Dave has had so many visitors during his hospital stay that I had to start keeping a list because there’s no way my Mommy Brain would remember them all. I’m beginning to understand why people feel called to visit others in the hospital. It’s not my usual M.O., but we’ve been loved by so many people, and the visits have been so appreciated, that I think God is working on my poor introverted soul about this.
We have a sense peace about this new adventure in our life, and truthfully, right now we are focused on his recovery from surgery so our family can live together in our house again soon. It’s quite a project, this recovery. Saturday was hideous, and most people who visited either found him sleeping or encountered his alter ego, Demerol Dave (more about him in another post). Sunday was a much better day, one with a lot less Demerol and a lot more Regular Dave. He got up and showered, and took several walks. We saw the kids. He actually got hungry. Monday started out great. I went home to get something I needed for work, and by the time I came back, he had already showered and dressed (and tied is shoes- that’s hard to do with a 12 inch incision in your belly) and was ready to go. We walked all over the hospital and found the little prayer garden so he could sit in the sun for a few minutes for the first time in a week. All was well until he broke out in a fit of hiccups that lasted SIX HOURS. Holy moly. He was having reflux with them, so his throat and chest were on fire, and after six hours of hiccups, his belly was sore, too. It took 2 doses of Valium, some Tums, and finally, a shot of phenergan to stop them – and knock him out. It was the nurse’s idea to try the phenergan because, “It sounds like he’s throwing up.” It did. I kept jumping up with the vomit cup, but I am very conditioned to react to that sound. I’m so glad I didn’t have to listen to that all night.
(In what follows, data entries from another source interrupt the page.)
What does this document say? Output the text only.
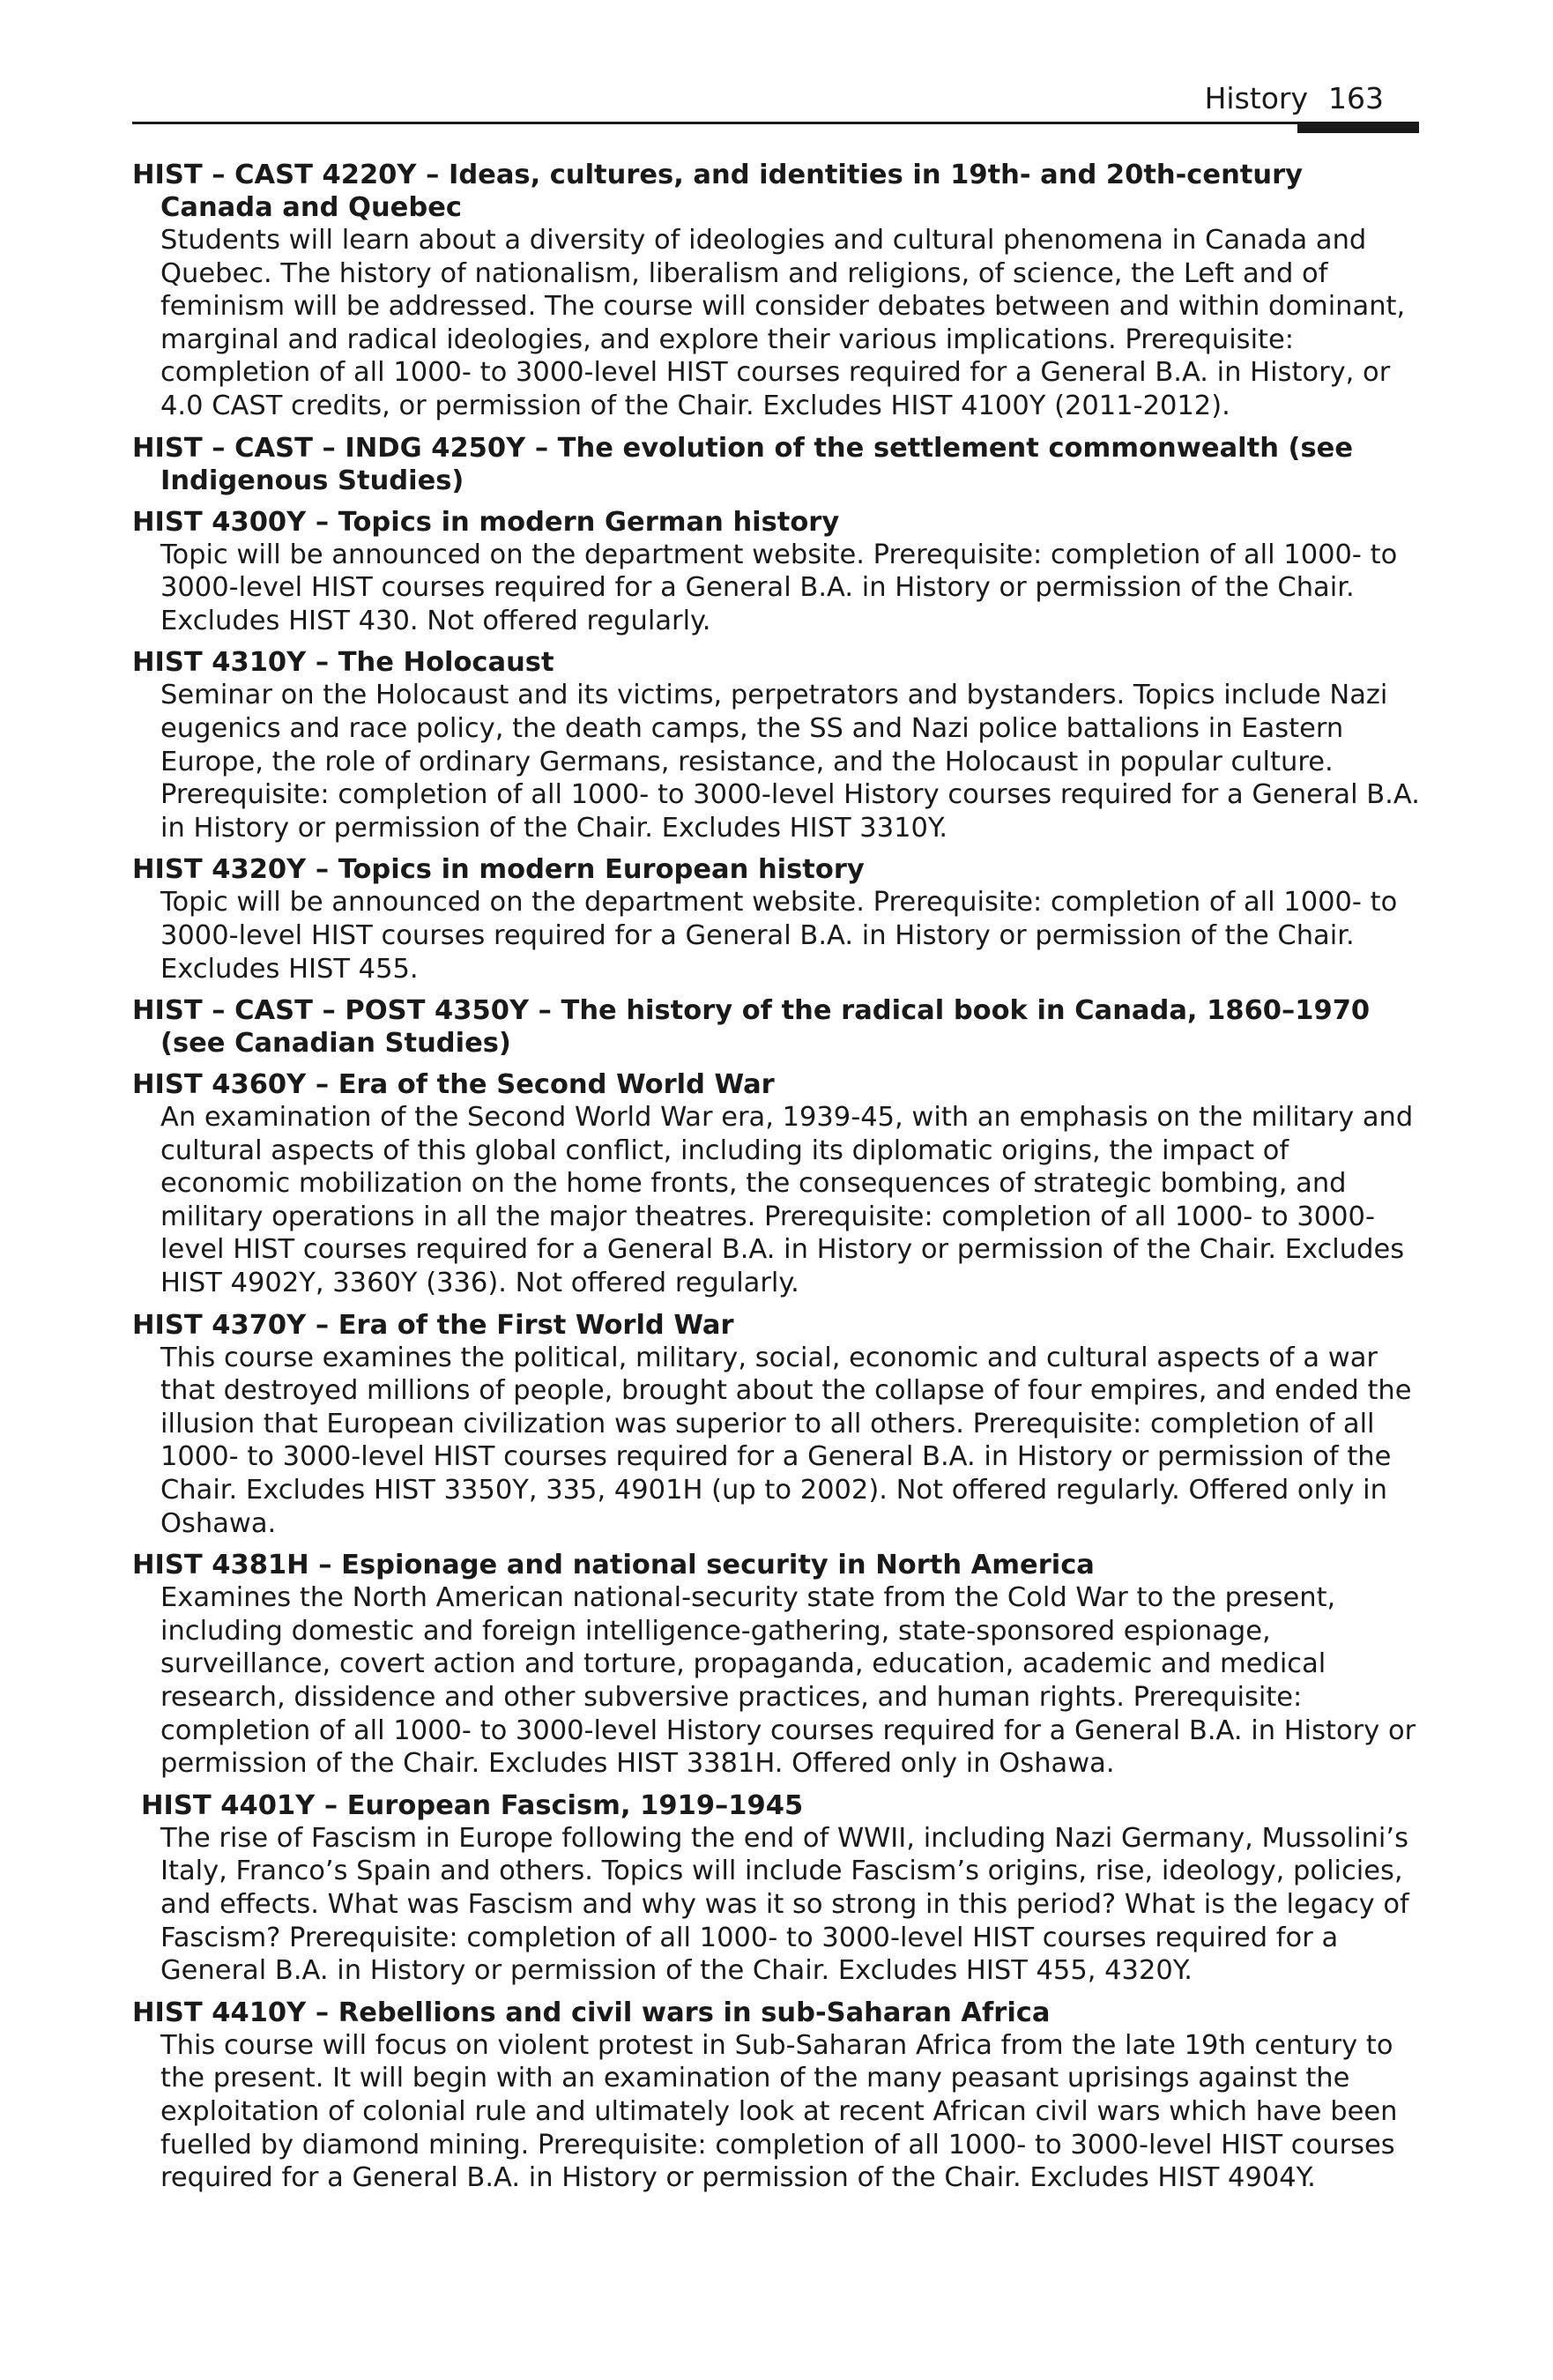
History 163
HIST – CAST 4220Y – Ideas, cultures, and identities in 19th- and 20th-century Canada and Quebec
Students will learn about a diversity of ideologies and cultural phenomena in Canada and Quebec. The history of nationalism, liberalism and religions, of science, the Left and of feminism will be addressed. The course will consider debates between and within dominant, marginal and radical ideologies, and explore their various implications. Prerequisite: completion of all 1000- to 3000-level HIST courses required for a General B.A. in History, or 4.0 CAST credits, or permission of the Chair. Excludes HIST 4100Y (2011-2012).
HIST – CAST – INDG 4250Y – The evolution of the settlement commonwealth (see Indigenous Studies)
HIST 4300Y – Topics in modern German history
Topic will be announced on the department website. Prerequisite: completion of all 1000- to 3000-level HIST courses required for a General B.A. in History or permission of the Chair. Excludes HIST 430. Not offered regularly.
HIST 4310Y – The Holocaust
Seminar on the Holocaust and its victims, perpetrators and bystanders. Topics include Nazi eugenics and race policy, the death camps, the SS and Nazi police battalions in Eastern Europe, the role of ordinary Germans, resistance, and the Holocaust in popular culture. Prerequisite: completion of all 1000- to 3000-level History courses required for a General B.A. in History or permission of the Chair. Excludes HIST 3310Y.
HIST 4320Y – Topics in modern European history
Topic will be announced on the department website. Prerequisite: completion of all 1000- to 3000-level HIST courses required for a General B.A. in History or permission of the Chair. Excludes HIST 455.
HIST – CAST – POST 4350Y – The history of the radical book in Canada, 1860–1970 (see Canadian Studies)
HIST 4360Y – Era of the Second World War
An examination of the Second World War era, 1939-45, with an emphasis on the military and cultural aspects of this global conflict, including its diplomatic origins, the impact of economic mobilization on the home fronts, the consequences of strategic bombing, and military operations in all the major theatres. Prerequisite: completion of all 1000- to 3000-level HIST courses required for a General B.A. in History or permission of the Chair. Excludes HIST 4902Y, 3360Y (336). Not offered regularly.
HIST 4370Y – Era of the First World War
This course examines the political, military, social, economic and cultural aspects of a war that destroyed millions of people, brought about the collapse of four empires, and ended the illusion that European civilization was superior to all others. Prerequisite: completion of all 1000- to 3000-level HIST courses required for a General B.A. in History or permission of the Chair. Excludes HIST 3350Y, 335, 4901H (up to 2002). Not offered regularly. Offered only in Oshawa.
HIST 4381H – Espionage and national security in North America
Examines the North American national-security state from the Cold War to the present, including domestic and foreign intelligence-gathering, state-sponsored espionage, surveillance, covert action and torture, propaganda, education, academic and medical research, dissidence and other subversive practices, and human rights. Prerequisite: completion of all 1000- to 3000-level History courses required for a General B.A. in History or permission of the Chair. Excludes HIST 3381H. Offered only in Oshawa.
HIST 4401Y – European Fascism, 1919–1945
The rise of Fascism in Europe following the end of WWII, including Nazi Germany, Mussolini’s Italy, Franco’s Spain and others. Topics will include Fascism’s origins, rise, ideology, policies, and effects. What was Fascism and why was it so strong in this period? What is the legacy of Fascism? Prerequisite: completion of all 1000- to 3000-level HIST courses required for a General B.A. in History or permission of the Chair. Excludes HIST 455, 4320Y.
HIST 4410Y – Rebellions and civil wars in sub-Saharan Africa
This course will focus on violent protest in Sub-Saharan Africa from the late 19th century to the present. It will begin with an examination of the many peasant uprisings against the exploitation of colonial rule and ultimately look at recent African civil wars which have been fuelled by diamond mining. Prerequisite: completion of all 1000- to 3000-level HIST courses required for a General B.A. in History or permission of the Chair. Excludes HIST 4904Y.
Through all this work of recovery, we’ve had plenty of time to discuss all that has happened since last Tuesday, usually in the middle of the flippin’ night. It was during one of these conversations that he told me that he really feels very positive about this whole cancer situation but he feels like some of his visitors are projecting their worry onto him. I decided then and there to make a sign for his door. This is what it says, but it doesn’t look this professional. I wrote it in marker, just like the old days when I was The Birthday Sign Maker at Lucky’s. I even signed it “Thanks, Management,” which apparently freaked out the hospital staff. Oops.
We can both feel the prayers wrapped around us. We know that God is working here. We can see it in every step of the process – the timing, the people - every little thing. With that sense of peace, there’s really no room for worry in our hearts right now. We aren’t dwelling on the tumors that the surgeon removed, but we are praising God for the pain that brought him here to find those tumors. He doesn’t feel or look sick, and he says that even with the pain from the surgery he feels better than he has in weeks. That’s a blessing! He told me last week that he just wants to be able to play with his kids and not be so tired all the time. Well guess what? Now we know why he was so tired. And we’re fixing it. So, though you may be worried, please bring your joy when you call or text or email or visit – because really, there’s no room for worry right now. We have work to do.
And, thank you to everyone who has prayed for and with us. It’s an act of kindness that soothes my soul and sometimes makes me cry. We have needed it; we still need it. Please keep praying with us. It helps us keep our joy.